Perlu ditekankan bahwa untuk korban perseorangan tidak
hanya seperti yang telah disebut diatas, tetapi kadang korban juga sebagai
pelaku. Misalnya, pengguna narkotika, anak nakal dan sebagainya. Hal ini lebih
lanjut dinyatakan oleh seorang ahli yaitu Romli Atmasasmita bahwa “untuk
perbuatan pelanggaran hukum tertentu, mungkin terjadi apa yang sering dikenal
alam kepustakaan kriminologi, sebagai victimless
crime (schur, 1965) atau kejahatan
“tanpa korban”[9].
Dengan perkataan bahwa korban dan pelaku adalah satu (tunggal) atau dapat
dikatakan bahwa korban adalah pelaku dan pelaku adalah korban.
1. Implementasi Perlindungan
Korban Kejahatan Kesusilaan Dalam Penegakan
Hukum Pidana
Keberadaan manusia sebagai mahluk sosial tentunya
membawa konsekuensi perlunya diciptakan suatu hubungan yang harmonis antara
manusia yang satu dengan yang lainnya[10].

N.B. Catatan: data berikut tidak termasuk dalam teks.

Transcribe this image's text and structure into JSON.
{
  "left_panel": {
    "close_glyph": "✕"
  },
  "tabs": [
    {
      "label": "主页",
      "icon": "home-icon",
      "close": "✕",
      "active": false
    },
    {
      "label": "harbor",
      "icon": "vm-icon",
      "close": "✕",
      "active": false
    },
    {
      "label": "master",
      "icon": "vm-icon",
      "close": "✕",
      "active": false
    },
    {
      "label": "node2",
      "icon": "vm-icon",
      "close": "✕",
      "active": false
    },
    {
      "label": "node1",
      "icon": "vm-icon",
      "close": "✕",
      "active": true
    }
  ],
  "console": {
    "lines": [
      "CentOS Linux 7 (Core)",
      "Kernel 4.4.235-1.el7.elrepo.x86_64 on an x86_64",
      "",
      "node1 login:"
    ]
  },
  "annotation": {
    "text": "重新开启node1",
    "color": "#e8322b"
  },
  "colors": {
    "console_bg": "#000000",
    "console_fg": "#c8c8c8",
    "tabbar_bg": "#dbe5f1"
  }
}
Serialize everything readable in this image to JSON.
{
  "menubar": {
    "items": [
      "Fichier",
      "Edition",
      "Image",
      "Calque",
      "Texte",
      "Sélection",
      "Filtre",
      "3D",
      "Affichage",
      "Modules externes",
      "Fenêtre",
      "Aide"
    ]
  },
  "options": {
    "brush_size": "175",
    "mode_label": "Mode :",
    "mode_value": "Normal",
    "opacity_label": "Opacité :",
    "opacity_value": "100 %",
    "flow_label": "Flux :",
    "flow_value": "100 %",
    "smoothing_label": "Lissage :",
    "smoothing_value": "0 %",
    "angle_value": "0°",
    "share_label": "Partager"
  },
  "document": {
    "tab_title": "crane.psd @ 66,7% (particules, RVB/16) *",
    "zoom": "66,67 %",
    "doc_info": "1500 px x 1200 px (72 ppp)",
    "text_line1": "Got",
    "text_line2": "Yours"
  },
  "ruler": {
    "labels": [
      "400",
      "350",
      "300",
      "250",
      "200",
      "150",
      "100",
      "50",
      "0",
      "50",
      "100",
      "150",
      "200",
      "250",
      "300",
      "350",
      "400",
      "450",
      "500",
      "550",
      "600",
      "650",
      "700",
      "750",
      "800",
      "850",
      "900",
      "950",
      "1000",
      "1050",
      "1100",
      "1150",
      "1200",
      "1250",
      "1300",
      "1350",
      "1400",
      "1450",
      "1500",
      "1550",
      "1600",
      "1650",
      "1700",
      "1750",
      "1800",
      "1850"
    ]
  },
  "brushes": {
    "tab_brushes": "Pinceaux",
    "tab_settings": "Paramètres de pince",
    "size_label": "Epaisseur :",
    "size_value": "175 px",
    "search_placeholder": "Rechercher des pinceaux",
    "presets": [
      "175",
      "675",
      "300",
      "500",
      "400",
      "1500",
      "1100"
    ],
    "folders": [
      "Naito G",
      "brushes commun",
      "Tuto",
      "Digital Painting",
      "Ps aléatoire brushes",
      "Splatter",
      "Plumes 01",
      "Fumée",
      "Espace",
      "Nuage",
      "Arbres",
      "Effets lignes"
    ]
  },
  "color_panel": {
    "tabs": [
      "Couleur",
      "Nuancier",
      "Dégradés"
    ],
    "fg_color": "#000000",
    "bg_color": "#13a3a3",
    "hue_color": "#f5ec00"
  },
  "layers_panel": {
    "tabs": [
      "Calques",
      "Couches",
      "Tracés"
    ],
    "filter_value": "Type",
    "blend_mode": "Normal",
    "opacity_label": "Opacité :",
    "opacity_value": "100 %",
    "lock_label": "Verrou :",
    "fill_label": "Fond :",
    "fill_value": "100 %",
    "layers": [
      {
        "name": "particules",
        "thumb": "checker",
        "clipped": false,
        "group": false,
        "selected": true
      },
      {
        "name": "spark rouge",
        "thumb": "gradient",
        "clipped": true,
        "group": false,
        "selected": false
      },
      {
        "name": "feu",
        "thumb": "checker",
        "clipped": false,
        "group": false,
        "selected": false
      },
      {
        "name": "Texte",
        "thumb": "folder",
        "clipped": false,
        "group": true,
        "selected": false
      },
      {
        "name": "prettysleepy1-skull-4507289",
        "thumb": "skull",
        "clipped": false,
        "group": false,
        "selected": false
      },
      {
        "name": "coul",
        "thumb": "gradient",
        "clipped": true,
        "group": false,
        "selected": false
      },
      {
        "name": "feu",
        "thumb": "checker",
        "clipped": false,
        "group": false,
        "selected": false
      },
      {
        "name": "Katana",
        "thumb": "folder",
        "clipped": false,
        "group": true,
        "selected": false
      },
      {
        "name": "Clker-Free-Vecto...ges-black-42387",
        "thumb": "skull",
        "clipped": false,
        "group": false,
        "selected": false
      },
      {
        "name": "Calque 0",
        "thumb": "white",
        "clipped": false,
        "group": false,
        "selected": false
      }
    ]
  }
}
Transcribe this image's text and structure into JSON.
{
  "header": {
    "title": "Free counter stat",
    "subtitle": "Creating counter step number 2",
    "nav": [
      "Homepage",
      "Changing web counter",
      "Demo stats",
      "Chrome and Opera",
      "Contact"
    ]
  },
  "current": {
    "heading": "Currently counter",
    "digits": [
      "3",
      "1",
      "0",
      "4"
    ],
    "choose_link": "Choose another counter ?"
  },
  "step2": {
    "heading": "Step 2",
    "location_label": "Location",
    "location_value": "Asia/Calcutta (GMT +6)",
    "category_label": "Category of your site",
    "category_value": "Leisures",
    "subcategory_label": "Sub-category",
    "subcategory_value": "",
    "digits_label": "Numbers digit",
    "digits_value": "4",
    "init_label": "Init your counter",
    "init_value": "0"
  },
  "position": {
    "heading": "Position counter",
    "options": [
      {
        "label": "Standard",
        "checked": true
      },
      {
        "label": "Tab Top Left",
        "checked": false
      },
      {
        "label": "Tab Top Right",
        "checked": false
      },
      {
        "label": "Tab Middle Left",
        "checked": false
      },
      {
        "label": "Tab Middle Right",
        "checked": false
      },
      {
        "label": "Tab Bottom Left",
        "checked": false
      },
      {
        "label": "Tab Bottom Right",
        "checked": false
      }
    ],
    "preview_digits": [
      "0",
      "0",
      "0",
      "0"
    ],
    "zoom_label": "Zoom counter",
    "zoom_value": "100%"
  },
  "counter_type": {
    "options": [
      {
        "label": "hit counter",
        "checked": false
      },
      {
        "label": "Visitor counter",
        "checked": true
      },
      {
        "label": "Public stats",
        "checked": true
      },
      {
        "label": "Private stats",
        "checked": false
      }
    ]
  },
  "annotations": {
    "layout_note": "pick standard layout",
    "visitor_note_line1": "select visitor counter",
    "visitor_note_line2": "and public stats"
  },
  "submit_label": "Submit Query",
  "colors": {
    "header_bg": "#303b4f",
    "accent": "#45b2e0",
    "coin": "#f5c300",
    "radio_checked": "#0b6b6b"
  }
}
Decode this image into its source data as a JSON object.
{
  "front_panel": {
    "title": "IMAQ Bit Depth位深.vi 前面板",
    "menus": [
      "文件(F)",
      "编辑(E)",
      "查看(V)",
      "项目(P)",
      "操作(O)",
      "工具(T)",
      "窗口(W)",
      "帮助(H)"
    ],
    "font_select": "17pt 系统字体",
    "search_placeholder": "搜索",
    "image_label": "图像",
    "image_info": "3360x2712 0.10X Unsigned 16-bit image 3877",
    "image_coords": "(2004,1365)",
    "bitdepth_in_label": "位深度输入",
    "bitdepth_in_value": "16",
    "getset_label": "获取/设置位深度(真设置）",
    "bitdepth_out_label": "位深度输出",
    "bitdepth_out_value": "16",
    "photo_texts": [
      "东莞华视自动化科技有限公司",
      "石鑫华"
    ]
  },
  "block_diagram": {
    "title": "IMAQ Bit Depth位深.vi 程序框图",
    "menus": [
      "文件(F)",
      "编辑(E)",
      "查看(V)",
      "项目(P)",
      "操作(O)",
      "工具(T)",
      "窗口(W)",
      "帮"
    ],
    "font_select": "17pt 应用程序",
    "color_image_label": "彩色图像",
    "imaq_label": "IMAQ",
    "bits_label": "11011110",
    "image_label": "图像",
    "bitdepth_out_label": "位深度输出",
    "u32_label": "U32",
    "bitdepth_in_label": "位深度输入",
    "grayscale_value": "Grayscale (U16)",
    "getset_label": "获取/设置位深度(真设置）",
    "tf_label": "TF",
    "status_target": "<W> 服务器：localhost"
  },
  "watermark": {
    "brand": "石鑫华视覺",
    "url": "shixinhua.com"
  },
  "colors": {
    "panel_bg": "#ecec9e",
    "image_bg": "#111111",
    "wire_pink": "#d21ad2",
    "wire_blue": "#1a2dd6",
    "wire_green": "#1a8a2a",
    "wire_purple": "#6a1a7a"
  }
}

Dengan demikian, kondisi tersebut dapat diwujudkan melalui kehidupan yang
saling menghormati dan menghargai antara satu sama lain, karena diantara mereka
terkandung nilai hak dan kewajiban.
Demikian pentingya hak asasi manusia bagi setiap
individu sehingga eksistensinya harus senantiasa diakui, dihargai, dan
dilindungi, diantaranya melalui berbagai produk perundang-perundangan[11]. Beberapa peraturan perundang-undangan yang
memuat perihal perlindungan hak asasi manusia telah banyak disusun, baik dalam
perundang-perundangan nasional maupun international, diantaranya. Dalam
Undang-Undang No. 39 Tahun 1999 Tentang Hak Asasi Manusia, Undang-Undang No. 26
Tahun 2000 tentang Peradilan Hak Asasi Manusia, Undang-Undang No. 9 Tahun 1998
tentang Kemerdekaan Menyampaikan Pendapat di Muka Umum, Declaration of Human Rights, Convention on The Elimination of Violence
Against Women (1993).
Dalam konteks perlindungan terhadap korban kejahatan,
adanya upaya preventif maupun represif yang dilakukan, baik oleh masyarakat
maupun pemerintah (melalui aparat penegak hukumnya), seperti pemberian
perlindungan/pengawasan dari berbagai ancaman yang dapat membahayakan nyawa
korban, pemberian bantuan medis, maupun hukum secara memadai, proses
pemeriksaan dan peradilan yang fair terhadap
pelaku kejahatan, pada dasarnya merupakan salah satu perwujudan dari
perlindungan hak asasi manusia serta instrument penyeimbang[12]. Hal
ini menggambarkan bahwa pentingnya korban kejahatan memperoleh perlindungan
karena merupakan bagian dari penegakan hak asasi manusia. Pentingya
perlindungan terhadap korban agar korban dapat memperoleh pemulihan, hal
tersebut dilakukan sebagai upaya menyeimbangkan kondisi korban yang mengalami
gangguan. Hal ini dengan tepat dinyatakan oleh muladi sebagaimana dikutip oleh
Dikdik M Arief dalam bukunya saat menyatakan bahwa korban kejahatan perlu
dilindungi yaitu :
- Masyarakat dianggap sebagai suatu wujud sistem kepercayaan yang melembaga (sistem of institutionalized trust).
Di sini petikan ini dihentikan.